AJC > Sports > Columnists > Archives > 2007 > March > 16

Friday, March 16, 2007

Jackets’ skill, effort can’t meet when it matters


Mark Bradley

Chicago — The talent didn’t fit, so this is the obit. Georgia Tech had enough good players to go a long way this month, but it was always a mismatched set. And as the Yellow Jackets were being outfought by UNLV at the end Friday, it was clear Paul Hewitt had developed, not by design but by necessity, a two-platoon system.

He had his “skill” guys, and he had his “effort” guys. But not enough of the latter guys were skilled enough, and not enough of the former could be counted on to give a consistent effort. In Hewitt’s incisive post-mortem, he conceded his Jackets had become exactly what he didn’t want them to be — “a feel-good team.”

Feel-good teams look great when they’re making shots and running free, but when the feeling fades (and it always does) such assemblages get frustrated and let the details slide. “When you’re scouting, you like to sniff out teams that exhibit some of that ‘feel-good,’ ” Hewitt said, “and we had some of that in the first half — the bickering. I’m disappointed. I thought we had gotten past it.”

But then he looked up and it was 11-3 and 22-10 and 29-15, and now Tech was chasing yet another game and Hewitt was having to deploy exotic combinations — for long stretches he had starting guards Javaris Crittenton and Anthony Morrow sit while Mario West and D’Andre Bell, two willing defenders, dragged the Jackets back — and such was the force of the Jackets’ rally that it seemed they were going to pull this one out. Only they couldn’t.

The same offensive rebounds that fueled Tech’s comeback undid the Jackets in the final two minutes. (The Rebels had five on the game’s two decisive possessions.) Said Jeremis Smith: “Rebounding is all about will, and they had a little more will.”

Said Morrow: “We got out-toughed. They showed a lot of toughness at the end. We’ve got to come up with those rebounds.”

Said West: “In a very close game that was going back and forth, it was little things — boxing out, coming up with loose balls, being disciplined on defense — that cost us the game.”

That’s the trouble with talent, young talent especially. Attention to detail suffers because talented young guys always figure they’ll override a lack of fundamentals with their surplus of aptitude. Alas, the two most talented young Jackets — Crittenton and Thaddeus Young — took 23 shots between them Friday and managed only 16 points, and UNLV was allowed to take a lasting lead with 71 seconds left on, of all things, a layup off an inbounds pass.

“We didn’t do what we should have done [this season],” Morrow said. “This is a life lesson. We lost this game … with all we could have done.”

Said Young: “We lost games we weren’t supposed to lose. Good teams don’t lose games they aren’t supposed to lose.”

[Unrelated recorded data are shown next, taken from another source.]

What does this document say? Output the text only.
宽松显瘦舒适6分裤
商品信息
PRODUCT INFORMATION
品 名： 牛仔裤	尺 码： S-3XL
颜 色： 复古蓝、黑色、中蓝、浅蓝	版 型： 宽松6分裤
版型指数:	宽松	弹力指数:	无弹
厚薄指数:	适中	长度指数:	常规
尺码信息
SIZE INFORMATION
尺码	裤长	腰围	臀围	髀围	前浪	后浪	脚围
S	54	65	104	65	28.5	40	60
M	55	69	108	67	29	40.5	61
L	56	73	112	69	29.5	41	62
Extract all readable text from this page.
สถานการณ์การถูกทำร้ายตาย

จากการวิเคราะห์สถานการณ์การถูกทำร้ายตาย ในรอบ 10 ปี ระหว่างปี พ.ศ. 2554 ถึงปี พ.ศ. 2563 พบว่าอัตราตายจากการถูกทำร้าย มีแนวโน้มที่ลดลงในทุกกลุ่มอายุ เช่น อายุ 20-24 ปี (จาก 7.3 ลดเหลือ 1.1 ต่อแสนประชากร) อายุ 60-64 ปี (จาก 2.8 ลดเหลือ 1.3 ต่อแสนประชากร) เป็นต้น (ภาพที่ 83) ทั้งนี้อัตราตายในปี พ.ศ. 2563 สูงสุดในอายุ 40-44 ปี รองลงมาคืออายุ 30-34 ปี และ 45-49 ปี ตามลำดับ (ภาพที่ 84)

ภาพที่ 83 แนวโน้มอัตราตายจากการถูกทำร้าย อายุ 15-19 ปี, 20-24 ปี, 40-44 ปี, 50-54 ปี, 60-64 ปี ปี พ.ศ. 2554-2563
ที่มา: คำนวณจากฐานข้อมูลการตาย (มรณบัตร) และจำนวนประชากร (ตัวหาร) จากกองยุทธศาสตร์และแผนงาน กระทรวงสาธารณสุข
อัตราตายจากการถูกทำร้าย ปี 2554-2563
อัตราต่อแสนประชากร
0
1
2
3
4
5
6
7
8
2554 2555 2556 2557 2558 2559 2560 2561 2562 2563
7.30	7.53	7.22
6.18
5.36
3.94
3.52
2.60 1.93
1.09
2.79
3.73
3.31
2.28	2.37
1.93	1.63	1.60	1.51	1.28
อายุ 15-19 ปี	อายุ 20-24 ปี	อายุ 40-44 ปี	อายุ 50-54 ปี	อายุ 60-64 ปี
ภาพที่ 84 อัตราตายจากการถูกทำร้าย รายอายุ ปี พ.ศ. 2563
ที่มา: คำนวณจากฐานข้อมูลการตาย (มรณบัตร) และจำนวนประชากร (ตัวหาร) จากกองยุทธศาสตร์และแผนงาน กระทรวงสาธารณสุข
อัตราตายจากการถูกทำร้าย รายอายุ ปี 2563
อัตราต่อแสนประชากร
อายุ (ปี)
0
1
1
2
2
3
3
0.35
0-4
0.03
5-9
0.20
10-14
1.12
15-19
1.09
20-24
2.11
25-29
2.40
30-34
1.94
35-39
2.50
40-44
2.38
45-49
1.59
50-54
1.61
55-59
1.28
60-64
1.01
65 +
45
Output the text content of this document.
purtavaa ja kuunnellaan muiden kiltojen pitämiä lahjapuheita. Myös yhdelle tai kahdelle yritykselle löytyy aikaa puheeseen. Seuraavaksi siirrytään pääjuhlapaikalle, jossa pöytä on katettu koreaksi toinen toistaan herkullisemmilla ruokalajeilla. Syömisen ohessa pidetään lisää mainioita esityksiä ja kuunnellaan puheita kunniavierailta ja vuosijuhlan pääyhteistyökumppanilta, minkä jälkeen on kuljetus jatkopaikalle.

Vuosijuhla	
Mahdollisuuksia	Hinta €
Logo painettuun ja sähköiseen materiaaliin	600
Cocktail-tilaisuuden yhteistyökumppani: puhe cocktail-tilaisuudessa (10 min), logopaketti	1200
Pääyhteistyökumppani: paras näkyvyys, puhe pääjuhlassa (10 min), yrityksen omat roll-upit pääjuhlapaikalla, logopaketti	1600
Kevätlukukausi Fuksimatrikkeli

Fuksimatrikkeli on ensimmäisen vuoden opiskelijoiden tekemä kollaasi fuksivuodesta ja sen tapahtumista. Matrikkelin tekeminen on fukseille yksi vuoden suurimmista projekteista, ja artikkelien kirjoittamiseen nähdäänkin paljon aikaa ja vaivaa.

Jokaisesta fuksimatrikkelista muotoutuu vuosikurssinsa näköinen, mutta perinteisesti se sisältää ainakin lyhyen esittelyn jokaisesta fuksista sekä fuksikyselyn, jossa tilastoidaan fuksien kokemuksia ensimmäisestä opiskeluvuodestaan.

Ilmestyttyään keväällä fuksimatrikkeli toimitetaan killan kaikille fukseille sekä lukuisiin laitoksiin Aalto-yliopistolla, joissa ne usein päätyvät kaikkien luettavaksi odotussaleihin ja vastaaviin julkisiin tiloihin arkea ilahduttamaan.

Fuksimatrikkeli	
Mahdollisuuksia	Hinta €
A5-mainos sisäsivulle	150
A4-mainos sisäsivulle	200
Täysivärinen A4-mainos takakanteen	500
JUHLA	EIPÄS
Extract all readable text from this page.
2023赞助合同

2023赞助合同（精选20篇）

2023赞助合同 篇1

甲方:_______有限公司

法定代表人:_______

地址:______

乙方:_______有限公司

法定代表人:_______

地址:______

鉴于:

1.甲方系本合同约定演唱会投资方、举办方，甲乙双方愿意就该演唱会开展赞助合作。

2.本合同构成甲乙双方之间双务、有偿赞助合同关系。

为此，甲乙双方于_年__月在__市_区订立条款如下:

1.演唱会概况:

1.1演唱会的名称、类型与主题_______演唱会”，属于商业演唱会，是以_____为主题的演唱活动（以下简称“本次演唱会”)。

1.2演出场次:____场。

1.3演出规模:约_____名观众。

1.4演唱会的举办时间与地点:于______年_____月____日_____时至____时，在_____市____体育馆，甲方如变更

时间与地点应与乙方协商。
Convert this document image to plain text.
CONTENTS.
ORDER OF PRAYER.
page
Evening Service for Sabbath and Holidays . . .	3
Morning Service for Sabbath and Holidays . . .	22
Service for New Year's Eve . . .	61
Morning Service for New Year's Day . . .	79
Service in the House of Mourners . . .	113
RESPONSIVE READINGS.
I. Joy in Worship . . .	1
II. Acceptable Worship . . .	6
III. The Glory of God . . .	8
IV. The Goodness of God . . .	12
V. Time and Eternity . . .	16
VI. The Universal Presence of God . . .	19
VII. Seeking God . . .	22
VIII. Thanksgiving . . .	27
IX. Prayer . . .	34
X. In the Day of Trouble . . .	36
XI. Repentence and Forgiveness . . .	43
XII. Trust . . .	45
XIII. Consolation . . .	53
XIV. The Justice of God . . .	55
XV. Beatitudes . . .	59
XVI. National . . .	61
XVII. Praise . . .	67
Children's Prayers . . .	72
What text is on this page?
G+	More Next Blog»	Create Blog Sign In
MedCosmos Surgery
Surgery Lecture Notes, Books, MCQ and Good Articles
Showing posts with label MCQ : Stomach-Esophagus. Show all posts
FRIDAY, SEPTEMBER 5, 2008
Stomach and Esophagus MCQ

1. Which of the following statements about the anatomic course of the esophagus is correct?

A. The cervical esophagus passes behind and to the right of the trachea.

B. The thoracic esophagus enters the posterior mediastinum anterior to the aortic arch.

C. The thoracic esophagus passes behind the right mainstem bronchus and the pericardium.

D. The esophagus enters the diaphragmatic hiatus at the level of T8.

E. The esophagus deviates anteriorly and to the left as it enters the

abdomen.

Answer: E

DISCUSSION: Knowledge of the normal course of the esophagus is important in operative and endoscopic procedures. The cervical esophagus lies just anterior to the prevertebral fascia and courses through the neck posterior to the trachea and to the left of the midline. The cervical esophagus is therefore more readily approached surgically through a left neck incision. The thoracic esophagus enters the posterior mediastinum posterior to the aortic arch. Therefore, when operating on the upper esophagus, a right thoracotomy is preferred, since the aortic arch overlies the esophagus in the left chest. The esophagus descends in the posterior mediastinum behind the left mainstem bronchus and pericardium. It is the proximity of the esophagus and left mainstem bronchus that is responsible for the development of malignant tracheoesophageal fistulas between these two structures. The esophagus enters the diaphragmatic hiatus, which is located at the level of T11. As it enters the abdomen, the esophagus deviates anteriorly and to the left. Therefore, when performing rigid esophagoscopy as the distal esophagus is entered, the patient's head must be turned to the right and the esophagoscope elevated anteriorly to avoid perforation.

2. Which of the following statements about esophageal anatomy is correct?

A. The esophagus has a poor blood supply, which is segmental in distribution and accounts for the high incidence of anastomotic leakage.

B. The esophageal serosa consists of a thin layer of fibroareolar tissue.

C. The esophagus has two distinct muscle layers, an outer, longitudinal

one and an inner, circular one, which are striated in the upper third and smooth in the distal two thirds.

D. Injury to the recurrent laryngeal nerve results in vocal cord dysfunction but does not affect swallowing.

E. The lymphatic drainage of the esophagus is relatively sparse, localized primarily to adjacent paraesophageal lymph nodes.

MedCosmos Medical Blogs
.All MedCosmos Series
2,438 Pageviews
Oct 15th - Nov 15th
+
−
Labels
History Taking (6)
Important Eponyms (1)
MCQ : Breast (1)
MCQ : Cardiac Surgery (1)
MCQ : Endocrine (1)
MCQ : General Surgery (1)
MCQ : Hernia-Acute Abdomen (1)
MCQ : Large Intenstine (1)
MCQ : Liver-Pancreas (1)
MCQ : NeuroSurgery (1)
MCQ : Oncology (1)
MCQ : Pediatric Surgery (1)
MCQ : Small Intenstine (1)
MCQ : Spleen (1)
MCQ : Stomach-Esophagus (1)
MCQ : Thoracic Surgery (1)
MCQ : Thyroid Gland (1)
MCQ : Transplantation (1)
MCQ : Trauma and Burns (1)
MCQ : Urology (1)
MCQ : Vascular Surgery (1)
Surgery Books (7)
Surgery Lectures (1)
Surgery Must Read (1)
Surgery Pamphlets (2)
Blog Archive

For all their assets, these Jackets will be remembered as being closer to mediocre than to good. They were gifted enough to beat North Carolina and Memphis but so unsound they lost a dozen games. Three years ago Tech played for the national championship because Hewitt had a bunch of effort guys who were just skilled enough. This time there was no happy medium. This time they couldn’t even get past an opponent that made only 31.7 percent of its shots in Round 1.

“We had a lot of talent,” Crittenton said, “but sometimes we just didn’t listen to the coaching staff. We didn’t do everything in our power.”

In the grand scheme, they didn’t come all that close. One-and-done in the ACC tournament, and now one-and-done in the Big Dance. Assuming Crittenton and Young return — and there’s no good reason to think they won’t — big things will be expected next season. But teams that do big things must first master the little things, and these Jackets never quite could. Thus does the feel-good team come home feeling bad.

“It wasn’t fun,” Crittenton said. “Any time you lose, it’s never fun.”